CHAPITRE V. LE CONTRÔLE DU JUGE ADMINISTRATIF SUR LES SANCTIONS ADMINISTRATIVES

I. L’INTENSITÉ DU CONTRÔLE EXERCÉ PAR LE JUGE SUR LES SANCTIONS ADMINISTRATIVES DANS LES DOMAINES TECHNIQUES

Le dernier état du droit révèle une complexité de l’intensité du contrôle exercé par le juge administratif rarement égalée, en ce qu’il opère un contrôle différencié selon qu’il juge en excès de pouvoir en premier et dernier ressort ou qu’il juge en cassation.

Dans le cadre du recours pour excès de pouvoir contre une sanction disciplinaire infligée à un agent public nommé par décret du Président de la République, le Conseil d’État a abandonné en 2013 le contrôle de l’erreur manifeste d’appréciation du choix de la sanction par rapport à la faute commise, faisant ainsi « sortir M. Lebon du Recueil », au profit d’un contrôle de la proportionnalité de la sanction retenue par rapport à la gravité des fautes commises (CE, Ass., 13 nov. 2013, M. Dahan, AJDA 2013, p. 2432, chr. A. Bretonneau et J. Lessi, abandonnant la jurisprudence issue de l’arrêt CE, S., 9 juin 1978, Lebon, AJDA 1978, p. 573, concl. B. Genevois). Ce revirement de jurisprudence a été justifié par une considération de politique jurisprudentielle tenant à ne pas conserver « un contrôle trop frustre sur la proportionnalité des sanctions » (chr. précitée p. 2433), après que la Cour européenne des droits de l’homme a fait rentrer le contentieux des sanctions infligées aux agents publics participant à l’exercice de la puissance publique dans le champ d’application de l’article 6§1 de la Convention européenne des droits de l’Homme (Cour EDH, 19 avril 2007 Vilho

Eskelinen, AJDA 2007, p. 1360, note F. Rolin).

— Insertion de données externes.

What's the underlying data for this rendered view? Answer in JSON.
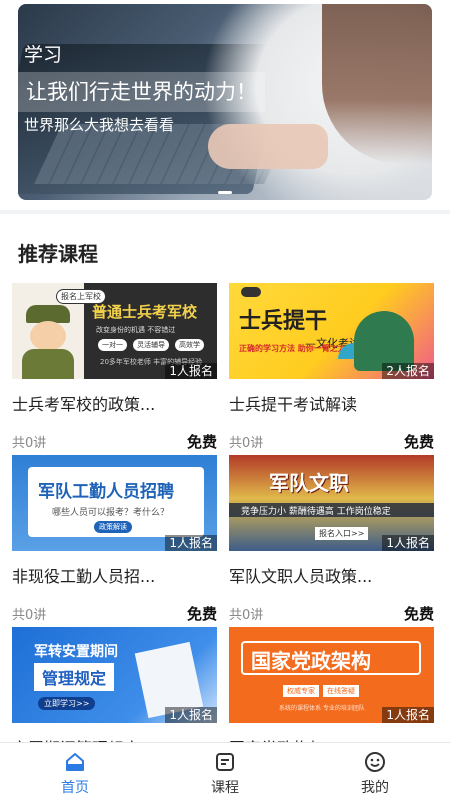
{
  "banner": {
    "tag": "学习",
    "headline": "让我们行走世界的动力！",
    "subline": "世界那么大我想去看看"
  },
  "section": {
    "title": "推荐课程"
  },
  "courses": [
    {
      "title": "士兵考军校的政策...",
      "lessons": "共0讲",
      "price": "免费",
      "enroll": "1人报名",
      "thumb": {
        "bubble": "报名上军校",
        "head": "普通士兵考军校",
        "sub": "改变身份的机遇  不容错过",
        "pills": [
          "一对一",
          "灵活辅导",
          "高效学"
        ],
        "foot": "20多年军校老师  丰富的辅导经验"
      }
    },
    {
      "title": "士兵提干考试解读",
      "lessons": "共0讲",
      "price": "免费",
      "enroll": "2人报名",
      "thumb": {
        "head": "士兵提干",
        "sub": "—文化考试",
        "red": "正确的学习方法 助你一臂之力！"
      }
    },
    {
      "title": "非现役工勤人员招...",
      "lessons": "共0讲",
      "price": "免费",
      "enroll": "1人报名",
      "thumb": {
        "head": "军队工勤人员招聘",
        "sub": "哪些人员可以报考？考什么？",
        "btn": "政策解读"
      }
    },
    {
      "title": "军队文职人员政策...",
      "lessons": "共0讲",
      "price": "免费",
      "enroll": "1人报名",
      "thumb": {
        "head": "军队文职",
        "sub": "竞争压力小  薪酬待遇高  工作岗位稳定",
        "btn": "报名入口>>"
      }
    },
    {
      "title": "安置期间管理规定",
      "lessons": "",
      "price": "",
      "enroll": "1人报名",
      "thumb": {
        "head": "军转安置期间",
        "plate": "管理规定",
        "btn": "立即学习>>"
      }
    },
    {
      "title": "国家党政构架",
      "lessons": "",
      "price": "",
      "enroll": "1人报名",
      "thumb": {
        "head": "国家党政架构",
        "tags": [
          "权威专家",
          "在线答疑"
        ],
        "foot": "系统的课程体系  专业的培训团队"
      }
    }
  ],
  "tabbar": [
    {
      "label": "首页",
      "icon": "home-icon",
      "active": true
    },
    {
      "label": "课程",
      "icon": "course-icon",
      "active": false
    },
    {
      "label": "我的",
      "icon": "profile-icon",
      "active": false
    }
  ],
  "colors": {
    "accent": "#2c7be5",
    "background": "#f2f3f5"
  }
}
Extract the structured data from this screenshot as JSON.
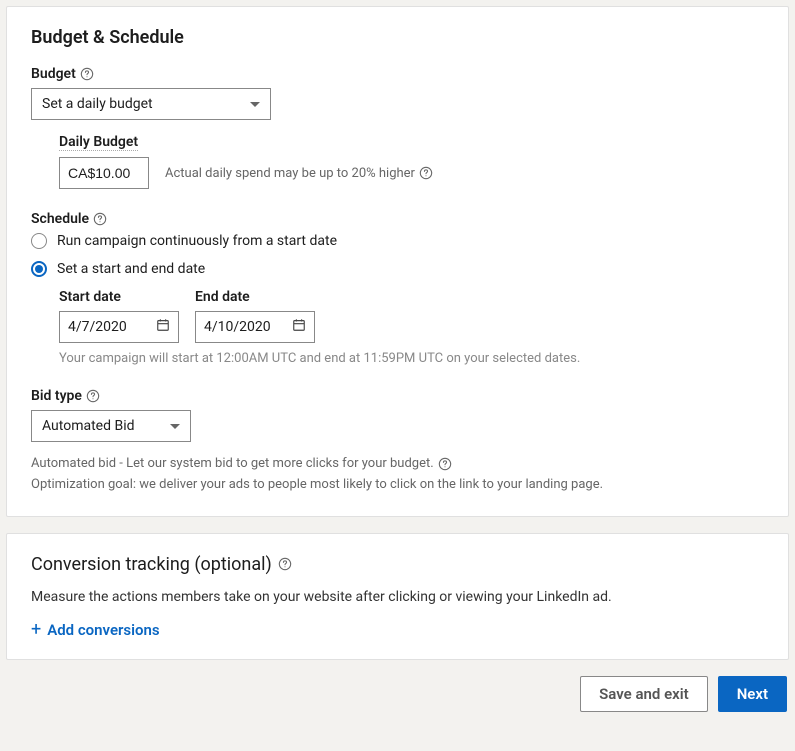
{
  "budget_schedule": {
    "title": "Budget & Schedule",
    "budget_label": "Budget",
    "budget_select": "Set a daily budget",
    "daily_budget_label": "Daily Budget",
    "daily_budget_value": "CA$10.00",
    "daily_budget_note": "Actual daily spend may be up to 20% higher",
    "schedule_label": "Schedule",
    "schedule_option1": "Run campaign continuously from a start date",
    "schedule_option2": "Set a start and end date",
    "start_date_label": "Start date",
    "start_date_value": "4/7/2020",
    "end_date_label": "End date",
    "end_date_value": "4/10/2020",
    "schedule_note": "Your campaign will start at 12:00AM UTC and end at 11:59PM UTC on your selected dates.",
    "bid_type_label": "Bid type",
    "bid_type_value": "Automated Bid",
    "bid_desc1": "Automated bid - Let our system bid to get more clicks for your budget.",
    "bid_desc2": "Optimization goal: we deliver your ads to people most likely to click on the link to your landing page."
  },
  "conversion": {
    "title": "Conversion tracking (optional)",
    "desc": "Measure the actions members take on your website after clicking or viewing your LinkedIn ad.",
    "add_label": "Add conversions"
  },
  "footer": {
    "save_exit": "Save and exit",
    "next": "Next"
  }
}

Dans le cadre du recours en cassation contre le jugement de la Chambre disciplinaire nationale de l’ordre des médecins ayant infligé une sanction disciplinaire à l’encontre d’un médecin, le Conseil d’État n’exerce pas un contrôle de la proportionnalité de la sanction choisie par rapport aux manquements reprochés, mais il se borne à examiner si la sanction n’est pas « hors de proportion avec la faute commise » (CE, Ass., 30 déc. 2014, Bonnemaison, AJDA 2015, p. 749, chr. L. Dutheillet de Lamothe et J. Lessi, où la radiation du tableau de l’ordre des médecins est jugée justifiée pour des actes d’euthanasie). Si « la formulation retenue est sibylline » (chr. précitée), elle marquerait la volonté de la Haute Assemblée de consacrer « un contrôle de l’erreur manifeste de qualification », sorte de contrôle intermédiaire qui va au-delà de la dénaturation et reste en deçà du contrôle entier de la qualification juridique. L’observateur ne peut s’empêcher de déplorer l’extrême confusion des genres. Le contrôle de proportionnalité, qu’il soit entier ou qu’il se cantonne au manifeste (du reste le titre du paragraphe de l’arrêt est bien « en ce qui concerne la proportionnalité de la sanction »), ne met pas en cause la qualification juridique des faits, mais leur simple appréciation, puisqu’il s’agit de choisir, en recourant à une appréciation discrétionnaire — sous le contrôle du juge —, une sanction, dans le panel prévu par les textes applicables, adaptée aux fautes commises, lesquelles sont les seules à faire l’objet d’une opération de qualification juridique, c’est-à-dire de correspondance entre les catégories de fautes prévues par les textes (quand ils existent) et les faits reprochés à la personne poursuivie.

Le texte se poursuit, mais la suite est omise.